Basel, Switzerland - Further evidence that long-term use of the thiazolidinediones rosiglitazone and pioglitazone may increase risk of fractures (particularly of the hip and wrist) has come from a new case-control study [1].

The study, published in the April 28, 2008, issue of the Archives of Internal Medicine, was conducted by a team led by Dr Christoph Meier (University Hospital Basel, Switzerland).

They note that patients with type 2 diabetes have higher bone density than normal and thus might be expected to be at lower risk for fracture, but studies have actually suggested an increased risk of fragility fractures, predominantly at nonvertebral sites, independent of age, body-mass index, and bone density for such patients, suggesting that this might be related to other factors, such as diabetic complications, risk of falls, and, potentially, antidiabetic medication use.

Noting that the insulin-sensitizing thiazolidinediones are a relatively new class of oral antidiabetic agents that have gained wide use, with pioglitazone and rosiglitazone accounting for 21% of the oral antidiabetic drugs prescribed in the US, Meier et al cite studies suggesting that these drugs may exert unfavorable effects on bone, resulting in reduced osteoblastic bone formation and accelerated bone loss. They report that both rosiglitazone and pioglitazone have been associated with an increased fracture risk, but it remains unclear whether their use is associated with peripheral fracture sites only and whether this effect is sex specific. They thus conducted a large population-based study to explore the association between thiazolidinedione use and use of other oral antidiabetic drugs and the risk of fractures in women and men aged 30 to 89 years.

For their nested case-control study, the authors used the UK General Practice Research Database. They identified 1020 patients aged 30 to 89 years with an incident fracture diagnosis between January 1994 and December 2005 (cases) and 3728 control subjects matched for age, sex, calendar time, and general practice attended. They then calculated the odds ratios (ORs) of having a fracture associated with the use of rosiglitazone, pioglitazone, other oral antidiabetic agents, or insulin.

Results showed that after adjustment for age, body-mass index, other antidiabetic drugs, comedication, and comorbidities, patients who had eight or more thiazolidinedione prescriptions (corresponding to approximately 12 to 18 months of therapy) had a two- to threefold increased risk of hip and nonvertebral osteoporotic fractures compared with subjects who had never used these drugs.

The association was independent of patient age and sex and tended to increase with thiazolidinedione dose. No materially altered relative fracture risk was found in association with the use of other oral antidiabetic drugs.

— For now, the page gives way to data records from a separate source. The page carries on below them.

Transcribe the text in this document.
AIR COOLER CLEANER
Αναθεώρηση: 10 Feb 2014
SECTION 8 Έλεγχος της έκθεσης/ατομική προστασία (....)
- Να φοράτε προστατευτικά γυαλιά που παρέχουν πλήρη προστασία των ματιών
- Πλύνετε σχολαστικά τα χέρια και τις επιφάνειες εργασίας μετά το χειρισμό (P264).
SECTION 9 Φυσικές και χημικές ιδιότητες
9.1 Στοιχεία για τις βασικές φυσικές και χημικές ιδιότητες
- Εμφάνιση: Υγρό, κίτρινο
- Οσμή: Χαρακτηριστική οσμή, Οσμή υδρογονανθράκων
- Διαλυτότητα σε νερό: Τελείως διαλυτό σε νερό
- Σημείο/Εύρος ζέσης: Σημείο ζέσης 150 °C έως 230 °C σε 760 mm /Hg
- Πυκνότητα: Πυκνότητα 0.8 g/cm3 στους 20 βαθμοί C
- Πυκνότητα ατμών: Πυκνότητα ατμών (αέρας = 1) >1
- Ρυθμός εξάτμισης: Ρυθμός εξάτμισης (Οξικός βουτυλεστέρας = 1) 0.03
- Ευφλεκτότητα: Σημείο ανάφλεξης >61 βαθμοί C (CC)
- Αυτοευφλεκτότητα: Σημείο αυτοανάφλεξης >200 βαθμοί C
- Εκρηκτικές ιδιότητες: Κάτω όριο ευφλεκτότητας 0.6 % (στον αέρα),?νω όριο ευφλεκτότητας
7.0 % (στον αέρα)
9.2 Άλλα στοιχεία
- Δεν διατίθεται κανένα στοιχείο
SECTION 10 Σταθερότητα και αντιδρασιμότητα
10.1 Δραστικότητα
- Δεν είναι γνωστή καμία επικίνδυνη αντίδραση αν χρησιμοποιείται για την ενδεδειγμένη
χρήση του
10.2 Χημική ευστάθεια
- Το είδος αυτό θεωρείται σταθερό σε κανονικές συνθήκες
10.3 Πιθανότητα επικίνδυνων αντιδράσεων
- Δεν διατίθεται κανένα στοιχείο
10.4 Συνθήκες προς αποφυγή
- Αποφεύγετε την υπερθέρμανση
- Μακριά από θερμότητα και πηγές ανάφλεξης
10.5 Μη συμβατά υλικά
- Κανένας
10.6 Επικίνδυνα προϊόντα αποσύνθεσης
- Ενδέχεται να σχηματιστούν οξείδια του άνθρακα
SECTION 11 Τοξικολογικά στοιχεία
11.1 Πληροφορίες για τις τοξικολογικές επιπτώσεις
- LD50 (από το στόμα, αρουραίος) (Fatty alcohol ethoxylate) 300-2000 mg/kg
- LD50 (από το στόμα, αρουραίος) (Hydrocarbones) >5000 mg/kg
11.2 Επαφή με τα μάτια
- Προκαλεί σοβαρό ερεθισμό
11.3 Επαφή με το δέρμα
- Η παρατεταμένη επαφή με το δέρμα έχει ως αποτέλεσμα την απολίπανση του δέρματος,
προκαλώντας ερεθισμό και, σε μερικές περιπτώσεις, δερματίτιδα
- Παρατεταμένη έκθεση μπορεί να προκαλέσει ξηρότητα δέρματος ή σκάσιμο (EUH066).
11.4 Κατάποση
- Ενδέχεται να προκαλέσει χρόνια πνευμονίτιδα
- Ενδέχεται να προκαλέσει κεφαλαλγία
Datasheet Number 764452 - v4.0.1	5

Meier et al say this study provides further evidence that current use of rosiglitazone and pioglitazone in women and men with type 2 diabetes may be associated with increased risk of hip and nonvertebral osteoporotic fractures. The numbers of vertebral and rib fractures were too low for a meaningful assessment of fracture risk in relation to thiazolidinedione use.

They note that previous trials have suggested that a deleterious effect of thiazolidinediones on bones may be restricted to women, but in this study an increased fracture risk was also seen in men, a finding that correlates with the observation that accelerated bone loss has been observed in postmenopausal women and older men treated with these agents.

But they add that their findings are based on relatively few thiazolidinedione-exposed patients and need to be confirmed by additional observational studies and by controlled clinical trials.

In an accompanying editorial [2], Drs Jane Cauley and Kristine Ensrud (University of Pittsburgh, PA) say that the increase in fracture risk with thiazolidinedione use in this study seemed to be strong, consistent with other studies, and biologically plausible. "This evidence should be viewed in the context of the following: other data that indicate thiazolidinedione use (specifically, rosiglitazone) may increase the risk of cardiovascular disease, adverse effects of thiazolidinedione use (weight gain, hepatotoxicity, fluid retention, and congestive heart failure), higher cost of thiazolidinediones, and inconsistent evidence that thiazolidinedione is more effective in lowering glycemia than older oral hypoglycemic agents. Thus, in the absence of long-term trials demonstrating the benefit of thiazolidinedione therapy in reducing clinical outcomes, older oral hypoglycemic agents (second-generation sulfonylureas and metformin) should be preferentially prescribed to patients with type 2 diabetes," they conclude.